Yo hice tai chi hace como diez años.
Empecé con un amigo en un momento en el que leer a Castaneda, ir de mochilero
al norte, escuchar Spinetta, tratar de seguir el calendario maya y Oriente en
su conjunto eran más o menos lo mismo. Nos metimos en una clase en la calle
Gurruchaga, sin saber que el instructor era uno de los mejores del mundo. Con
mi amigo nos tentamos en un instante que yo quedé al revés que el resto, tras
una evidente mala interpretación de la consigna. Pudimos superarlo y continuar.
Abrazamos el árbol, empujamos el aire, suspendimos y sedimentamos. Mi amigo no volvió
más. Yo asistí un año entero a la misma escuela pero con Sophie como docente,
una francesa discípula del capo. A veces éramos nada más que ella, yo y
Mariana, una piba joven que tenía cáncer y después supe que murió. Un día
Sophie volvió a Paris y yo abandoné la práctica.
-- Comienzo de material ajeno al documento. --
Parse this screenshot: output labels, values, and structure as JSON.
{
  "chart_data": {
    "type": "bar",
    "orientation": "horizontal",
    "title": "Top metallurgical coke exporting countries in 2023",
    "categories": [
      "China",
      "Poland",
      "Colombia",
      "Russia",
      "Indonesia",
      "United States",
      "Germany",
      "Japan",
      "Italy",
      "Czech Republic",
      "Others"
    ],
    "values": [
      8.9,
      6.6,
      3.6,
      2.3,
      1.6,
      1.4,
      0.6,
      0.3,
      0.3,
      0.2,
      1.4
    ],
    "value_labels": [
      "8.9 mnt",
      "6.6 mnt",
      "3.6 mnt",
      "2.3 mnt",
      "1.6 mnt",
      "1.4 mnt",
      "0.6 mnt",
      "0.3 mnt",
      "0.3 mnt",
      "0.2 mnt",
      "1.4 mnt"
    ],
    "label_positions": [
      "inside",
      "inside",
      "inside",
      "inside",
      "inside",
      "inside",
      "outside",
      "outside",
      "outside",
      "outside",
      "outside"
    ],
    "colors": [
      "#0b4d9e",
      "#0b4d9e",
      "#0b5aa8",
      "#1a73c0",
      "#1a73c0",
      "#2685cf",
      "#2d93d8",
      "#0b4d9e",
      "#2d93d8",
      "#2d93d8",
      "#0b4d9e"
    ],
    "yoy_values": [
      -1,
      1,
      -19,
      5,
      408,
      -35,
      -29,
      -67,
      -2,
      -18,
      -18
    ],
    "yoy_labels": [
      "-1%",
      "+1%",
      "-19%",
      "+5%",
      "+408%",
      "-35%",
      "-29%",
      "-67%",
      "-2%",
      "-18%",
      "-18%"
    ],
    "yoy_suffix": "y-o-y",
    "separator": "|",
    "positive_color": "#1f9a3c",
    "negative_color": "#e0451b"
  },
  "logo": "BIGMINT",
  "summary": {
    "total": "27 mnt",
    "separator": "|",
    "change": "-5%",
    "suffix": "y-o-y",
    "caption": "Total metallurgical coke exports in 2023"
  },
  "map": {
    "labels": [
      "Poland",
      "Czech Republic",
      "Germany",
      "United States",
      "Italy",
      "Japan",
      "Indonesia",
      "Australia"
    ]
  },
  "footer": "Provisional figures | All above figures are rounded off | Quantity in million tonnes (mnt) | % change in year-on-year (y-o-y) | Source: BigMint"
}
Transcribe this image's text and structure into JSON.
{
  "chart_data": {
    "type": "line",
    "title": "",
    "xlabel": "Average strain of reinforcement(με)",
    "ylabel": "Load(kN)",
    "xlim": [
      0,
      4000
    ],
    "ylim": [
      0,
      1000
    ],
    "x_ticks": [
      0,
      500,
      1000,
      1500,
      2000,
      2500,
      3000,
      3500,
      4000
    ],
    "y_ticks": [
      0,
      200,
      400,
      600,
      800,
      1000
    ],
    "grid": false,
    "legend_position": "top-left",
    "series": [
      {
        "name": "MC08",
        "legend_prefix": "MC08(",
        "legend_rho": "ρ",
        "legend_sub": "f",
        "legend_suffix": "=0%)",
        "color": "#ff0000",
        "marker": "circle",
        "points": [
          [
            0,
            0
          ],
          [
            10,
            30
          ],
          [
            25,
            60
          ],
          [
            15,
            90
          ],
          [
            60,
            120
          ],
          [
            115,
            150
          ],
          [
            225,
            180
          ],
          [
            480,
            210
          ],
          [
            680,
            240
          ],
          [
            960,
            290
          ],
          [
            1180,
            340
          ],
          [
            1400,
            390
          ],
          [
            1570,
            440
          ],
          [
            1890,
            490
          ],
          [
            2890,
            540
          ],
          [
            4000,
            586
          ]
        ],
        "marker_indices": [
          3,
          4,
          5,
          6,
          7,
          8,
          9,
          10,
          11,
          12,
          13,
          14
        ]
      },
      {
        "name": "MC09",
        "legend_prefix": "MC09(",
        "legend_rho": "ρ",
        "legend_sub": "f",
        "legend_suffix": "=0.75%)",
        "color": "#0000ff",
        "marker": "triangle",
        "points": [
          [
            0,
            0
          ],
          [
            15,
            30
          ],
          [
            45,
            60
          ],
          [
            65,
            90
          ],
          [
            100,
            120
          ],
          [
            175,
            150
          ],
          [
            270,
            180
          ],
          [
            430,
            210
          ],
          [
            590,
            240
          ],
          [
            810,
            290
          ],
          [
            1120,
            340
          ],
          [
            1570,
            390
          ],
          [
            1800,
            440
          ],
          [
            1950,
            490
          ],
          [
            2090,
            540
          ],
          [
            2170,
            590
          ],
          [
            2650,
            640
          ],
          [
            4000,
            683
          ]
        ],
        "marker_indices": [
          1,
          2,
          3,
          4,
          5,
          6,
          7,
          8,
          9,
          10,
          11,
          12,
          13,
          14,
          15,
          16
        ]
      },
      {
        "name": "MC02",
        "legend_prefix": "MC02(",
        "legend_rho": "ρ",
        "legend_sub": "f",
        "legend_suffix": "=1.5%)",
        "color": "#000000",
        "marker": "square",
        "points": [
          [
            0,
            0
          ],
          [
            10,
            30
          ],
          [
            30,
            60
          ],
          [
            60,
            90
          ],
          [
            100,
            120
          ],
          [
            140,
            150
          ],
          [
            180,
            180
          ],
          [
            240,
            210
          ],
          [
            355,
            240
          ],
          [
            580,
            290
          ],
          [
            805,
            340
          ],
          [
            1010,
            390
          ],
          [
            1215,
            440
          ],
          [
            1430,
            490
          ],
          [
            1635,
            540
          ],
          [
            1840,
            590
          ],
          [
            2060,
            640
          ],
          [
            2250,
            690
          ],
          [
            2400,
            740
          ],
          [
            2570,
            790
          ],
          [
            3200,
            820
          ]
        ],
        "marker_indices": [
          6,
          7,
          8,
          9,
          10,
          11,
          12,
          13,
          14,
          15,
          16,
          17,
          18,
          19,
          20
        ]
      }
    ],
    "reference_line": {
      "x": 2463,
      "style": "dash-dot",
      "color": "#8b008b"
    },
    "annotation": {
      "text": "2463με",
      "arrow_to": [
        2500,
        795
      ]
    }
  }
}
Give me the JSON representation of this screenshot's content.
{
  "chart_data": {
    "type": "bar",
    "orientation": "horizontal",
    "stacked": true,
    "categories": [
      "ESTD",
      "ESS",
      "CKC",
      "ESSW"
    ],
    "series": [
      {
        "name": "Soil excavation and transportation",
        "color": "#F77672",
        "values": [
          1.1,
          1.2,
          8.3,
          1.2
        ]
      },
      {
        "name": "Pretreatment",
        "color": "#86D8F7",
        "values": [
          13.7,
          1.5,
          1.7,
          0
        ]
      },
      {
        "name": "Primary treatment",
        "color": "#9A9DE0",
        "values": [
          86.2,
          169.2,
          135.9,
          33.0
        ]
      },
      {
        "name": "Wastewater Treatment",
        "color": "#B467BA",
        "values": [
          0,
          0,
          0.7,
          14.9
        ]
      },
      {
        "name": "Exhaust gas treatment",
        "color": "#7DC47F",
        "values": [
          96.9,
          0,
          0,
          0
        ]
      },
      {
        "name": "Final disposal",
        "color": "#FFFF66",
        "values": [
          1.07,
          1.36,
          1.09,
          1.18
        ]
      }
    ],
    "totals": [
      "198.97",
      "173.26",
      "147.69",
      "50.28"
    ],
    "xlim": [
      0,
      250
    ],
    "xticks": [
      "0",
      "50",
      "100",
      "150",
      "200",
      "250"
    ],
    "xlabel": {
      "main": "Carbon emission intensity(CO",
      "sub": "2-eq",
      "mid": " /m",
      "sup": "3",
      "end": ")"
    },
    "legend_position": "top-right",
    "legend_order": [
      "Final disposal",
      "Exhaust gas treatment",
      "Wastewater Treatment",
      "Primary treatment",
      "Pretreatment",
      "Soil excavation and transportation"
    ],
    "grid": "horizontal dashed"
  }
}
Caminando por un pasaje de
Almagro, veo una escuela de artes marciales. Me meto y consulto. Primera clase
gratis. Hay un cartel con el precio de la ropa de la institución, obligatoria
para la práctica. Empieza en diez minutos. Paso a una especie de gimnasio
gigante con el piso de goma, las paredes espejadas y luz blanca de tubos. Una
japonesa joven da clase a unos diez chicos. Las madres esperan en banquetas. La
consigna es correr y saltar. Gritar no, pero gritan. Al terminar, la japonesa
entrega una estrellita dorada para algunos, como reconocimiento a la evolución.
Otros se van cabizbajos hacia sus madres.
Empieza mi clase. Me descalzo. Digo
que un poco hice, sí, pero me parece que era otra cosa. La japonesa, atractiva
y severa, me pone en un subgrupo con señoras. Hacemos un precalentamiento que
me resulta familiar. Después nos muestra una forma de caminar: levemente en
cuclillas, con las piernas bastante abiertas. De un lado al otro, dice.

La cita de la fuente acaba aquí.